L’ambiance est très anxiogène, d’abord parce que l’intrigue se déroule la nuit, mais aussi parce que l’orage est dantesque. Et puis l’électricité est coupée, ainsi que le réseau de téléphonie. Et puis les meurtres commencent. Et puis il y a ce comateux atteint de malaria qui fait peur à tout le monde. Evidemment, les personnages, en dehors des malades, ne sont pas nombreux, ils sont cinq soignants de garde. Alors les méninges se mettent en route : qui est l’assassin ? Est-il parmi eux ? C’est à petites touches, à coups de mots déterminants placés au bon moment et au bon endroit, souvent à la toute fin des chapitres, que Nicolas Druart nous emprisonne dans la toile qu’il a tissée. Il arrive à susciter un intérêt constant et sans faille, des questions et des suspicions à n’en plus finir, pour ses protagonistes comme pour le lecteur. Et j’adore ça ! J’ai pensé à la manière de faire de B. A. Paris, dont j’ai récemment découvert les romans, mais avec plus d’action. C’est tout autant psychologique, mais ça bouge plus. L’auteur fait entrer le thriller dans son roman à suspense et c’est extrêmement bien fait. On soupçonne tout le monde tour à tour, on imagine les scénarios les plus alambiqués et les plus différents. Même les chapitres intercalés concernant les rapports psychiatriques du patient comateux comportent leur lot de suspense et c’est diablement difficile de s’arrêter de tourner les pages. La révélation ou le petit mot d’accroche de la fin du chapitre nous laisse rarement le choix et on est obligé de continuer la lecture. Je vous en donne un exemple.
Extrait :
« (…) se loge entre son smartphone dépourvu de réseau, sa feuille de transmission (…), une paire de gants. Et un scalpel. »
L’auteur possède un réel sens du suspense et en joue tout du long. Il est croissant à chaque page, la tension monte à l’unisson, jusqu’à un final tout à fait éblouissant. Je dois avouer que, même si j’avais subodoré une partie de l’énigme en découvrant l’identité d’une certaine personne, je ne m’attendais pas à cette fin, à ces cinq petites et dernières lignes. J’encourage d’ailleurs fortement ceux qui ont pour habitude de jeter un œil à l’épilogue – et je sais qu’il y en a, bien que cela me paraisse aberrant – à surtout ne pas céder à leur envie, au risque de gâcher toute leur lecture.
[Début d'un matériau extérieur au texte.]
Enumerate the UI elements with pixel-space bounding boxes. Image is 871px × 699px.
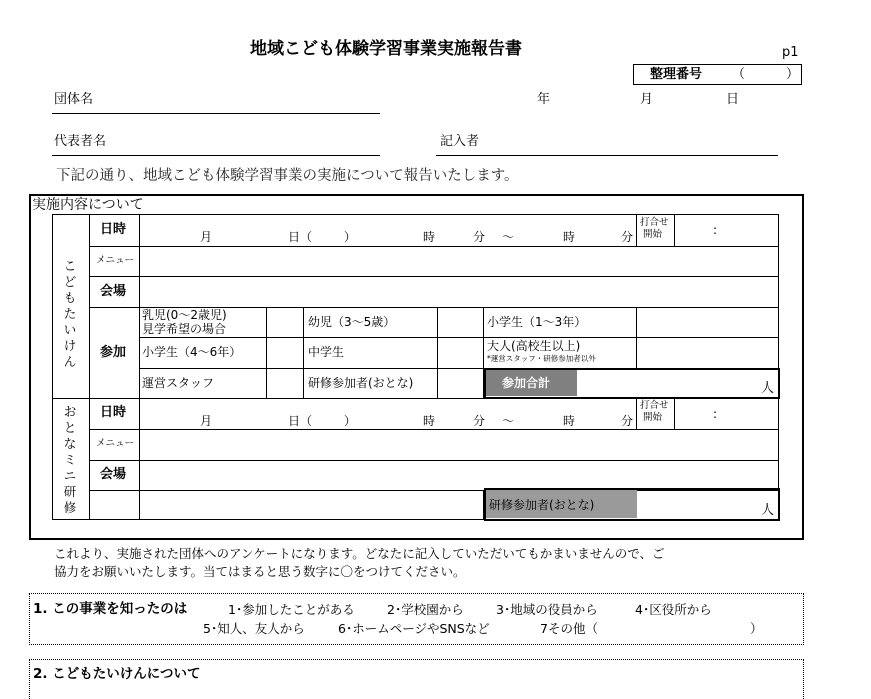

Enfin je dirai pour terminer que l’écriture est tout à fait honnête, je n’ai relevé dans ce roman, qui est le tout premier de l’auteur rappelons-le, que quelques maladresses stylistiques qui ne sont que des broutilles de débutant et qui, je gage, auront disparu dès le suivant.
Je suis donc plus que curieuse et impatiente de découvrir Jeu de dames, mais aussi L’enclave, qui vient tout juste de sortir et à propos duquel j’ai déjà vu passer quelques très bonnes premières critiques.